Faire la fête à l’hétérogénéité

Comme ils sont peu nombreux, chaque année on se regroupe par niveaux : les maternelles ensemble, les primaires par tranches d’âges. Et chaque année je me dispute avec mes collègues et perds toute mon énergie à répéter des pas à des p’tits bouts qui ne comprennent rien à ce qu’on leur demande. Je l’avais déjà dit, mais maintenant c’est pour du vrai : cette année on ne m’y reprendra plus !
Chance pour moi, j’ai été déplantée géographiquement puisque le nombre croissant des élèves et la création d’une nouvelle classe maternelle m’a fait déménager dans le bâtiment primaire, de l’autre côté de la cour. Plus de contact direct avec les maternelles, donc, et la joie pour moi de côtoyer au quotidien, avec mon groupe de lilliputiens, des élèves sourds de sept à quatorze ans pour certains. Les couloirs sont animés, les grands font monter les escaliers aux petits, les petits invitent les grands à entrer dans leur classe pour leur montrer des photos, tout ça dans une ambiance très conviviale et naturelle.
C’est ainsi que tout naturellement se sont créés des liens avec la classe d’en face, un groupe hétérogène allant de la première à la cinquième primaire. Plusieurs fois depuis le début de l’année les grands ont préparé et animé des activités pour les petits, avec beaucoup de satisfaction pour ma collègue et moi-même. Et c’est donc aussi tout naturellement que nous avons décidé de préparer ensemble la fête de l’école de cette année, sur le thème des pays du monde.

Créer du cohérent

Pas évident, a priori, de mélanger des enfants d’âges aussi différents ! Et puis je cassais une vieille tradition bien ancrée dans l’école de faire danser les petits de maternelle ensemble, je me désolidarisais de mes collègues avec qui je n’ai d’ailleurs pour ainsi dire plus aucun contact. Le démarrage n’a pas été très facile, c’était l’inconnu, il fallait inventer, créer quelque chose de cohérent en tenant compte des niveaux et des compétences de chacun. Une seule chose à faire : réunir les deux classes et laisser émerger.
Pour moi ce fut une découverte de voir les grands discuter sur le choix du pays, les rôles de chacun, les pas de danse, tandis que les petits n’avaient pas assez de leurs yeux pour suivre les signes qui dansaient dans l’espace dans des conversations passionnées et passionnantes.
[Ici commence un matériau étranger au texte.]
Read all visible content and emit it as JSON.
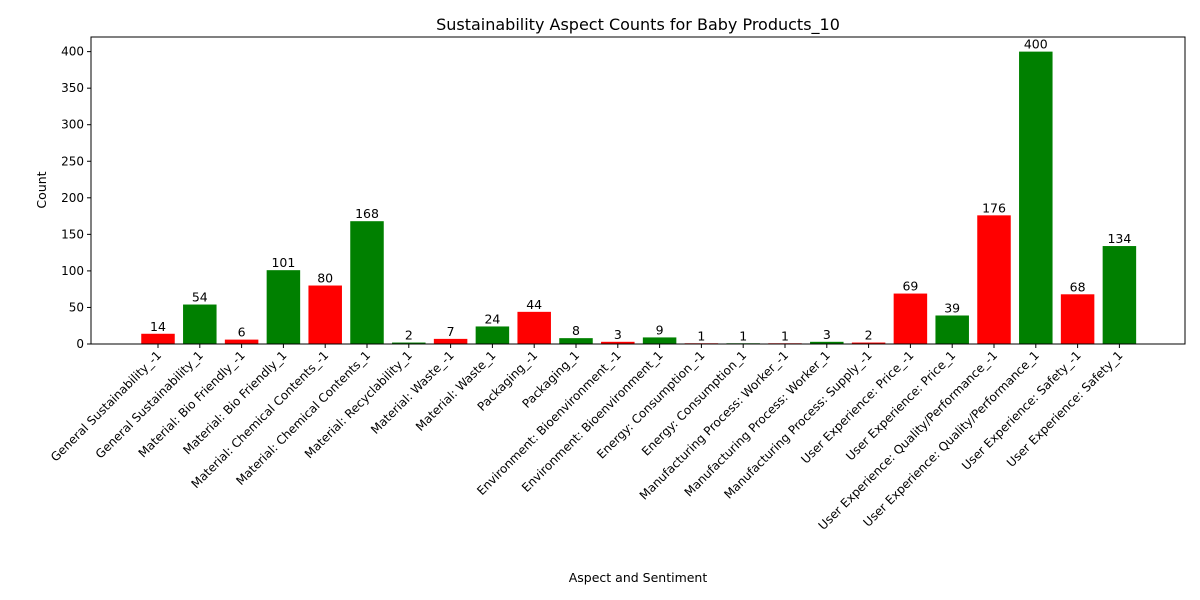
{
  "chart_data": {
    "type": "bar",
    "title": "Sustainability Aspect Counts for Baby Products_10",
    "xlabel": "Aspect and Sentiment",
    "ylabel": "Count",
    "ylim": [
      0,
      420
    ],
    "yticks": [
      0,
      50,
      100,
      150,
      200,
      250,
      300,
      350,
      400
    ],
    "grid": false,
    "colors": {
      "negative": "#ff0000",
      "positive": "#008000"
    },
    "categories": [
      "General Sustainability_-1",
      "General Sustainability_1",
      "Material: Bio Friendly_-1",
      "Material: Bio Friendly_1",
      "Material: Chemical Contents_-1",
      "Material: Chemical Contents_1",
      "Material: Recyclability_1",
      "Material: Waste_-1",
      "Material: Waste_1",
      "Packaging_-1",
      "Packaging_1",
      "Environment: Bioenvironment_-1",
      "Environment: Bioenvironment_1",
      "Energy: Consumption_-1",
      "Energy: Consumption_1",
      "Manufacturing Process: Worker_-1",
      "Manufacturing Process: Worker_1",
      "Manufacturing Process: Supply_-1",
      "User Experience: Price_-1",
      "User Experience: Price_1",
      "User Experience: Quality/Performance_-1",
      "User Experience: Quality/Performance_1",
      "User Experience: Safety_-1",
      "User Experience: Safety_1"
    ],
    "values": [
      14,
      54,
      6,
      101,
      80,
      168,
      2,
      7,
      24,
      44,
      8,
      3,
      9,
      1,
      1,
      1,
      3,
      2,
      69,
      39,
      176,
      400,
      68,
      134
    ],
    "sentiment": [
      "negative",
      "positive",
      "negative",
      "positive",
      "negative",
      "positive",
      "positive",
      "negative",
      "positive",
      "negative",
      "positive",
      "negative",
      "positive",
      "negative",
      "positive",
      "negative",
      "positive",
      "negative",
      "negative",
      "positive",
      "negative",
      "positive",
      "negative",
      "positive"
    ]
  }
}
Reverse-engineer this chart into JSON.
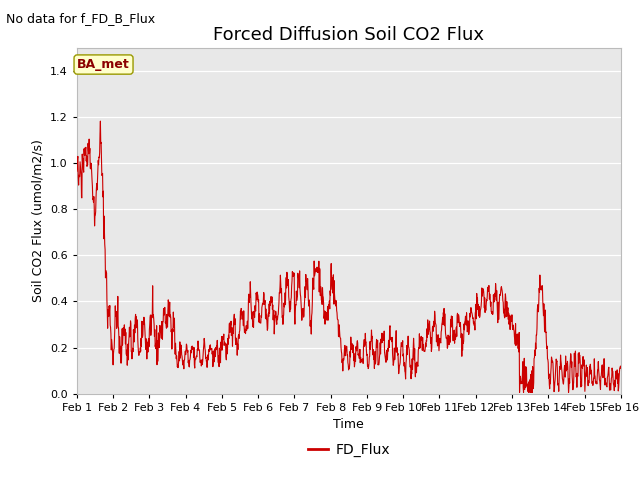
{
  "title": "Forced Diffusion Soil CO2 Flux",
  "no_data_label": "No data for f_FD_B_Flux",
  "ba_met_label": "BA_met",
  "xlabel": "Time",
  "ylabel_display": "Soil CO2 Flux (umol/m2/s)",
  "ylim": [
    0.0,
    1.5
  ],
  "yticks": [
    0.0,
    0.2,
    0.4,
    0.6,
    0.8,
    1.0,
    1.2,
    1.4
  ],
  "xtick_labels": [
    "Feb 1",
    "Feb 2",
    "Feb 3",
    "Feb 4",
    "Feb 5",
    "Feb 6",
    "Feb 7",
    "Feb 8",
    "Feb 9",
    "Feb 10",
    "Feb 11",
    "Feb 12",
    "Feb 13",
    "Feb 14",
    "Feb 15",
    "Feb 16"
  ],
  "line_color": "#cc0000",
  "legend_label": "FD_Flux",
  "plot_bg_color": "#e8e8e8",
  "title_fontsize": 13,
  "axis_label_fontsize": 9,
  "tick_fontsize": 8,
  "no_data_fontsize": 9,
  "ba_met_fontsize": 9,
  "legend_fontsize": 10
}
Avec une rapidité étonnante, le choix s’est fait sur le thème des cow-boys, les rôles répartis avec l’idée de former des familles parents/enfants et les pas de danse inventés par les grands.
Quand je pense qu’avant c’était moi qui devais tout imaginer pour eux, tout à coup je n’avais plus rien à faire... Les grands, qui connaissent bien pour l’avoir déjà vécu plusieurs fois le déroulement d’une fête d’école, expliquaient aux petits ce qu’ils devaient faire et où aller, eux qui ne savent pas trop ce qui les attend encore... Tout a donc très vite démarré et la danse a été vite trouvée, avec une place attribuée à chacun, en alternant des chorégraphies simples ou plus compliquées, parfois en mélangeant les âges et parfois seulement pour les grands, le tout intégré le temps d’une musique country. Tout semblait bien parti !
Pourtant, à l’enthousiasme du début de la fierté des grands à se sentir responsables des petits, et la joie des petits à suivre les grands a succédé un désenchantement chez les aînés, rien n’allait plus. Les petits n’intégraient pas les enchaînements, les grands se sont plaints que les petits ne dansaient pas comme il faut. « Jessica n’écoute pas, elle ne comprend rien, j’en ai marre, elle ne sait rien faire... » me lance Melodie, furieuse. Je lui explique qu’elle est encore petite, qu’effectivement elle ne comprend pas encore tout ce qu’on lui raconte, mais qu’elle a déjà fait beaucoup de progrès depuis son entrée à l’école, qu’il faut être patient. « Si elle ne sait pas, elle n’a qu’à pas danser le jour de la fête ! »

Surmonter l’hétérogénéité

Je continue la discussion à part avec Mélodie, lui dis que Jessica a droit à avoir sa chance comme tout le monde et ne peut pas être exclue parce qu’elle fait partie du groupe, que moi je remarque sa joie exprimée à chacune des répétitions. Et Mélodie finit par se confier : « Papa a dit que si je ne dansais pas bien il ne ferait pas de photos de moi ». OK, on a touché le cœur du problème : les difficultés de la petite entravent les possibilités de réussite de la grande au risque de mettre en péril ses prestations chorégraphiques... Décidément, le mélange des âges me simplifie certes la tâche, mais apporte des problèmes inattendus et tellement intéressants !
La fête aura lieu dans quelques jours, et c’est l’effervescence dans toute l’école. Les enfants ont amené des costumes, on a fait les essayages, les grands aident les petits à s’habiller. Encore une chose en moins à faire pour moi ! Lors de la dernière répétition, Mélodie a poussé un cri de joie : « Regarde, Christel, maintenant Jessica a compris, elle fait bien comme je lui ai appris ! ». Et dans son regard j’y lisais de la fierté, non pas de sa chorégraphie réussie, mais de la réussite de Jessica qui représentait en quelque sorte sa réussite personnelle et qui était aussi fière qu’elle...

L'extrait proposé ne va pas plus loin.